La littérature médiévale a une longue tradition en poésie religieuse et les poètes qui ont jalonné cette époque ont écrit un nombre impressionnant d’œuvres religieuses, et ce dans tous les genres, dont la visée première était l’édification des fidèles. Issue de cette littérature, il faut souligner la présentation des mystères. Ces derniers, bien qu’ils accordent une place particulière à la Vierge, exploitent avec grandiloquence et pathétique les scènes dramatiques de la Passion et de la Résurrection, car, sujets chrétiens par excellence, « [P]Incarnation et la Passion, la parole divine et les embûches du démon, la Chute et la Rédemption, le refus de la séduction par les plaisirs et les désirs de la chair » permettent aux auteurs de puiser dans une matière préalablement connue du public et dont les séquences bibliques en plus d’être saisissantes offrent « les clefs de ce monde dont on veut se persuader qu’il est entièrement ordonné par l’Histoire du Salut». Aussi, n’est-il pas étonnant que le genre dramatique se soit approprié les thèmes liturgiques joués sur les parvis des églises pour les représenter à son tour de façon magistrale Pensons au Mystère de l’Incarnation et de la Nativité (XIVe siècle / 12593 vers / 78 personnages); au Mystère de la Passion dite de Sainte-Geneviève (XVe siècle / 4477 vers / 60 personnages) qui met en scène les événements de la Semaine Sainte; au Mystère de la Passion d’Amboise (XVe siècle) qui met en scène des épisodes de la Passion du Christ; au Mystère de la Passion d’Arnoul Gréban qui est incontestablement le mystère évangélique le plus célèbre du XVe siècle; au Mystère de la Passion de Jean Michel (XVe siècle / 29926 vers); au Mystère de la Passion d’Autun (XVe siècle) ou encore au Mystère de la Passion d’Auvergne (XVe siècle / 4500 vers). Paul Zumthor avance que les Passions, fondées en partie sur le récit de la Passion du Christ, participent à une stratégie visant à affaiblir la montée du culte mariai qui va prendre des proportions importantes jusqu’à la fin du XVe siècle :
Elles [les Passions] trahissent peut-être, dans l’idéologie ecclésiastique, une réaction contre le culte de la Vierge; elles mettent à la place centrale le Rédempteur, non plus même le Créateur comme le faisait le Jeu dAdam : réfèrent concret par excellence, le Dieu fait homme, et à qui le jeu scénique peut appliquer visiblement toutes les cruautés latentes dans la destinée de chacun.
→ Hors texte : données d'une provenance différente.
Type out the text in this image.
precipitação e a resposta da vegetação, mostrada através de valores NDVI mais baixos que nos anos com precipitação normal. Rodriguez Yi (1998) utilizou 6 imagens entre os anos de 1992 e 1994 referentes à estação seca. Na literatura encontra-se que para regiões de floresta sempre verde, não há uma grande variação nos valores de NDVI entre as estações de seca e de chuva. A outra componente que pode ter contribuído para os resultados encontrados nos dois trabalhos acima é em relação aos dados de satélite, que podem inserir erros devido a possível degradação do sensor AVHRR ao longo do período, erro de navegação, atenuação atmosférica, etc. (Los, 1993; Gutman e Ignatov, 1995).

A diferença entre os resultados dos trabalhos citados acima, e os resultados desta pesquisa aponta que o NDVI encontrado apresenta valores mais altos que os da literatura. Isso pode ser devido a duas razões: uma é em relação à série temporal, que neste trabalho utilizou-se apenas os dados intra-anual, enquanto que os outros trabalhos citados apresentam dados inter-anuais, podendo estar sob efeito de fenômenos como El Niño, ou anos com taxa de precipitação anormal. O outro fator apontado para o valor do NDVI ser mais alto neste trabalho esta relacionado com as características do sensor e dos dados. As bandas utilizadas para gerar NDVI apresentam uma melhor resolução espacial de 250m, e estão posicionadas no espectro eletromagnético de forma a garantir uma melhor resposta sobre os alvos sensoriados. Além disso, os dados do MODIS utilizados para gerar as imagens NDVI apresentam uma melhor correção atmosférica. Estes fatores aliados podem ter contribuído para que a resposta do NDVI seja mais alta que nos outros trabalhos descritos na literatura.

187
Ces passions dramatiques représentent le sommet de cet art, mais permettent aussi à leur auteur d’utiliser un langage moins complexe et plus facile à comprendre par les fidèles, les mettant face à la souffrance en utilisant le langage de la piété. Ainsi, tous ces mystères et ces évocations de la Passion par le théâtre religieux ont un but précis : ils ont bien sûr la fonction de divertir le public, mais la matière liturgique – d’où sortit le théâtre – leur confère une portée hautement didactique.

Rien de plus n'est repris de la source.